Well I did get some turning done the last couple of weeks. This is a bottle stopper I turned from Arizona Silhouette. I had 1 more to turn for the display at the Arts Gallery but I didn't make it there and have sold 8 of them so far with people just seeing this one. These have the ceramic rose inside and went over real well with the ladies. So I guess I had better get moving it as they want them for Christmas and I have about 15 ornaments to make by Thanksgiving. By the way I will get pictures of the display after she has finished. She has it about half setup and looks pretty good. Right in the middle of the room.

Anyway it was all turned with a skew, finished by wet sanding from 220 to 600 grit and the Beall buffing with Tripoli and White Diamond. For my first I am pretty pleased with it.


----------



## curiousgeorge (Nov 6, 2006)

I can see why it was a hit with the ladies. It's beautiful work.


----------



## Bob N (Oct 12, 2004)

Great job Bernie as always! 

It appears you have crossed paths with Ed Davidson (Yo Yo Spin) on the blanks. He is a very talented and nice guy. If you don't already have links to some of his vids, let me know and I'll put you on to them in the IAP library. How did you like turning and polishig that material?
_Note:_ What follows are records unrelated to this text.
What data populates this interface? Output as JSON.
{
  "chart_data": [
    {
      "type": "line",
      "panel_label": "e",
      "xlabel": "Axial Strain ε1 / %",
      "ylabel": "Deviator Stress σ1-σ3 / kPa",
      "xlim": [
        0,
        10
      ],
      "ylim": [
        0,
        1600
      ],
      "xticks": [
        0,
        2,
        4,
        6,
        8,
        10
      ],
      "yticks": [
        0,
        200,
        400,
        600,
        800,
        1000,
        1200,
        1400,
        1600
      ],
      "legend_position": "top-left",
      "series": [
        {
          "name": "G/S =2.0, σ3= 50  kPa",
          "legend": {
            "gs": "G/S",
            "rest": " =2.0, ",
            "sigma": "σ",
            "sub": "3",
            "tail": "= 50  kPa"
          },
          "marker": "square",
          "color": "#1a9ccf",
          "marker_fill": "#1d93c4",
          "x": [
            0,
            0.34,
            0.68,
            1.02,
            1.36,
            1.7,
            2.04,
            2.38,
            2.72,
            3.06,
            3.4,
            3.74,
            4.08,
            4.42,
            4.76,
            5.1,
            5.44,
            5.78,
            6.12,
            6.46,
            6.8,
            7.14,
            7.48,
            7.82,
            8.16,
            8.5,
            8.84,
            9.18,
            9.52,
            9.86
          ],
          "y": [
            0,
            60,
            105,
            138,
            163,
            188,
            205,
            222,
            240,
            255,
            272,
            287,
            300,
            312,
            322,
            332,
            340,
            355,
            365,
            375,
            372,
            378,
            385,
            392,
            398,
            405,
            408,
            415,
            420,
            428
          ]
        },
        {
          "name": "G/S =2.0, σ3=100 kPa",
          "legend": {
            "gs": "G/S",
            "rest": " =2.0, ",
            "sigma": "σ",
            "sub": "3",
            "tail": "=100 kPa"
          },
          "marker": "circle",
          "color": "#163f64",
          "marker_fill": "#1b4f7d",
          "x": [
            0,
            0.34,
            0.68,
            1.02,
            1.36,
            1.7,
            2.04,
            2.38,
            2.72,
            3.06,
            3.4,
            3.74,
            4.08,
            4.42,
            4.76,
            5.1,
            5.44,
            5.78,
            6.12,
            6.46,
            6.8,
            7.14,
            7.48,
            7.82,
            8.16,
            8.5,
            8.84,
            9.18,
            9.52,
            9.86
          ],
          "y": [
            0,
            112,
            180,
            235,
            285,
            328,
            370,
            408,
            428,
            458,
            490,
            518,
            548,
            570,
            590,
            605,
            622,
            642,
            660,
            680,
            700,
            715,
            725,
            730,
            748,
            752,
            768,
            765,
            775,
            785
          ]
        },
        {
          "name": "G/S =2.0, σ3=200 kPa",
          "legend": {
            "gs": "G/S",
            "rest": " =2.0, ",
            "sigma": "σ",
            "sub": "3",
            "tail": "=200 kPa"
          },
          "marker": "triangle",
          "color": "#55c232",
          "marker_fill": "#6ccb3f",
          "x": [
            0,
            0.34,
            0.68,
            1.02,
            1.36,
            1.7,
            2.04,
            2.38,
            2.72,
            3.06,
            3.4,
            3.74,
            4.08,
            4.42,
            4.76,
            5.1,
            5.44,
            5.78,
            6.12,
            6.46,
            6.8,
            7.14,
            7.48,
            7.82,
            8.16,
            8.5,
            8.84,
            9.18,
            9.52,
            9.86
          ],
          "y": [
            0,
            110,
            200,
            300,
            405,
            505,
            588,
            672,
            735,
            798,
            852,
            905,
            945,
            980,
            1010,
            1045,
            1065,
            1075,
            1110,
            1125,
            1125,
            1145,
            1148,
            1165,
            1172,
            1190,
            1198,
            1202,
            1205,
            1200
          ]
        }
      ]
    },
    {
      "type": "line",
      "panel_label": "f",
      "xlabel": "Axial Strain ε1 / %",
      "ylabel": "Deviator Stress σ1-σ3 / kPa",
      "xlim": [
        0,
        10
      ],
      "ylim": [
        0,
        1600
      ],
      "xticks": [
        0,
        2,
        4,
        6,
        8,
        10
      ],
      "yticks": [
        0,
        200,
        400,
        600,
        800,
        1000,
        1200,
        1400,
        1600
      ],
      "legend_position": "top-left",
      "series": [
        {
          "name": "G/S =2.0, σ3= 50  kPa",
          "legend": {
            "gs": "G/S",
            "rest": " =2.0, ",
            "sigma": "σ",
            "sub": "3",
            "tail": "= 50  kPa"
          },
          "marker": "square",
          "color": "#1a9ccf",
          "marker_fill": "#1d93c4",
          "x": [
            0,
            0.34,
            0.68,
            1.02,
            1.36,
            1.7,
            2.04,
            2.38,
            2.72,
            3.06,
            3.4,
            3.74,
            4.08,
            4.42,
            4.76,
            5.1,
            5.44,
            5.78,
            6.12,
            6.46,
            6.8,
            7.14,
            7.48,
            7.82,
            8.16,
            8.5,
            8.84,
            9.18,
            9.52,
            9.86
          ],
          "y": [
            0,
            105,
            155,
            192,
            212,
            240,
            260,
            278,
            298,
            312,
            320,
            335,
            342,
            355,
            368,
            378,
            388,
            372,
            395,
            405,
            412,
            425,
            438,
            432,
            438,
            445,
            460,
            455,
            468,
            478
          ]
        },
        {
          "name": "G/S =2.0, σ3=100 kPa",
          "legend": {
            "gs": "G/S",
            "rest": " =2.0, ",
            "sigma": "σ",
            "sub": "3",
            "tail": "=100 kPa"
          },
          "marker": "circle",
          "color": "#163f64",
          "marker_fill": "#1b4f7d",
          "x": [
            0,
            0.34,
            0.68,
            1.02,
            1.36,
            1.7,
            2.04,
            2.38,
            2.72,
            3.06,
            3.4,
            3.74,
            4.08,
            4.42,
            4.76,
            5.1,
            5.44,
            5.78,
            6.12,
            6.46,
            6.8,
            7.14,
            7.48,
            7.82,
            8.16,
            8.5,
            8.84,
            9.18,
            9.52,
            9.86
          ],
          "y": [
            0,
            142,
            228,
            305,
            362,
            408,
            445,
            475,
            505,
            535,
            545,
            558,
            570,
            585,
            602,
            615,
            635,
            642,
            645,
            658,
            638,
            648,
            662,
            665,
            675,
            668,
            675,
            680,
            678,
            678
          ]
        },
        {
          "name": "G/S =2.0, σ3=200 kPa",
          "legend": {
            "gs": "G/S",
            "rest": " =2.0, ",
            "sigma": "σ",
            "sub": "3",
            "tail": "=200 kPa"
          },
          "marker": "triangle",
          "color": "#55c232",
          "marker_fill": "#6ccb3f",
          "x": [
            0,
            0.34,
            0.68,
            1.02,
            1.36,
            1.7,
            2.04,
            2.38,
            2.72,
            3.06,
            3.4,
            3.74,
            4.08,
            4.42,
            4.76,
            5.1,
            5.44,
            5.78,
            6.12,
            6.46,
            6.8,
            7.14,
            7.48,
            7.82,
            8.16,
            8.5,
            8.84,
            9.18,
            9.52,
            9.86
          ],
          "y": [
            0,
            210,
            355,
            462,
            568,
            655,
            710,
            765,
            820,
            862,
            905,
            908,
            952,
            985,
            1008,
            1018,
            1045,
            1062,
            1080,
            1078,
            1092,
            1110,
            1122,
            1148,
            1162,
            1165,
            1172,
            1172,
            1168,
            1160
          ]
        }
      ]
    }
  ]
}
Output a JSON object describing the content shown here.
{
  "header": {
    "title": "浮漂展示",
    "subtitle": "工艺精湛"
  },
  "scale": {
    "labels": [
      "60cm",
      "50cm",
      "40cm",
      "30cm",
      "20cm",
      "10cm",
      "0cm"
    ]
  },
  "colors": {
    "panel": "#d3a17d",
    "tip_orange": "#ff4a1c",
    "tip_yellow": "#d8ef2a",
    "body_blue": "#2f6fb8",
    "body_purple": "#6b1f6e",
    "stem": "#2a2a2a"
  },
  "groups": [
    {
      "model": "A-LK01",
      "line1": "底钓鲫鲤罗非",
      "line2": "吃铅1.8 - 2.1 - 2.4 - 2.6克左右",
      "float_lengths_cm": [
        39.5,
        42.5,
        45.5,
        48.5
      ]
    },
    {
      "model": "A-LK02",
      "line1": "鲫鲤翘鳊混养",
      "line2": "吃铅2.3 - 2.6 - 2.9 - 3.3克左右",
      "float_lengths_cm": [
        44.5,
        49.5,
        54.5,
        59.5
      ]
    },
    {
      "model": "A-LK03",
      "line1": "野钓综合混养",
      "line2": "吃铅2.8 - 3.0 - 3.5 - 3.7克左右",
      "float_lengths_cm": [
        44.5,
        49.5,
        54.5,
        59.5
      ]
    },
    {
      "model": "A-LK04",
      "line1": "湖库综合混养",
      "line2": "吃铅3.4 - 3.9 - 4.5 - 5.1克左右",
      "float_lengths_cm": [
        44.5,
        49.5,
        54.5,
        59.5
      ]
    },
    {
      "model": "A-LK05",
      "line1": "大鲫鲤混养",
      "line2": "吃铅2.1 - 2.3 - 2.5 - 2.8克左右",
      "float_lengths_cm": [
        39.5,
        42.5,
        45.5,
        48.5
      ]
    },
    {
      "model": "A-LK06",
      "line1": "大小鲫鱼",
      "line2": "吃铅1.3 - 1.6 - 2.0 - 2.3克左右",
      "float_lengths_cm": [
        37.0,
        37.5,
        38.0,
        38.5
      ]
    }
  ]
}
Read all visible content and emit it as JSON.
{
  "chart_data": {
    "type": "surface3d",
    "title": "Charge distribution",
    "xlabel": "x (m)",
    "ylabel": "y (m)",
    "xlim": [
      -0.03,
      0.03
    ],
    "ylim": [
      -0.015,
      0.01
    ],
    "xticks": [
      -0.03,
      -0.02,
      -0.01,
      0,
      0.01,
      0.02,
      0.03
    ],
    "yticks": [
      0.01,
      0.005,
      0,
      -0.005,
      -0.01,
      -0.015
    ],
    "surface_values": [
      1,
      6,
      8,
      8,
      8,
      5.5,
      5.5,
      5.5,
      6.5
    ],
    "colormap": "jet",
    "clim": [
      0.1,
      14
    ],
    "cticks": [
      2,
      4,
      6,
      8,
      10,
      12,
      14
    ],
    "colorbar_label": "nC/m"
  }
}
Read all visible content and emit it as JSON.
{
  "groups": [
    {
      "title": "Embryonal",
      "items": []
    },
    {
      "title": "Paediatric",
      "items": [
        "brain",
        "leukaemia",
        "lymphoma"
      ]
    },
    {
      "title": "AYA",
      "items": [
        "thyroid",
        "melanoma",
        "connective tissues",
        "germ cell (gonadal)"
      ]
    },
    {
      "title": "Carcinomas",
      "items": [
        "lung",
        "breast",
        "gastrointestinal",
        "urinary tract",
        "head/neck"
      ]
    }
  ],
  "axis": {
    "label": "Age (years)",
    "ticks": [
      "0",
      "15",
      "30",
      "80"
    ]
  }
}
Kind of stringy huh


----------



## Dr.Zook (Sep 10, 2004)

Real nice Bernie. How did you get that rose to stay centered while you turned it???LOL
Will be looking for those pics. Hope you do well on your sales.


----------



## harrysin (Jan 15, 2007)

Bernie, Bernie, your in deep trouble, how could you be so cruel as to show that magnificent stopper without a photo-shoot. I see the kit is the same as mine that I made the mandrel for, what was your method.


----------



## BernieW (Sep 12, 2006)

Harry I bought two mandrels from Arizona Silhouette that are #2 MT. I am attaching a picture. I also bought the the #1 and #2 bushings so the ends can be turned to the size of the stopper piece. These bushing slip on like a washer but are thicker. I was going to make mine but if I made everything I needed I would have no time for turning. I will start making tools when I retire and have the time. Between my job and the dreaded honey-do list my turning time is premium. 

Harry I do apologize for not doing a photo shoot. I went out at about 8 pm in the evening and finished about 9:30. I will try on the next one.:'(

Dave to center the rose I look down from the top of the blank, and center it by eye. I score a small hole to put my livecenter in and go from there. After I get it turned down some I use a piece of wood kinda like a jam chuck on the tailstock end so I can turn away that hole.


----------



## chippypah (Dec 24, 2007)

Hey Bernie,
That is great work mate, and great talent. And so nice not to see the stopper in a bottle LOL.
Cheers
Pete


----------



## BernieW (Sep 12, 2006)

Drink a little of it Pete but not that often. I like a good glass of wine now and then.


----------



## Hamlin (Dec 25, 2005)

Hi Bernie,

A beautiful turning you have there.  Well done!


----------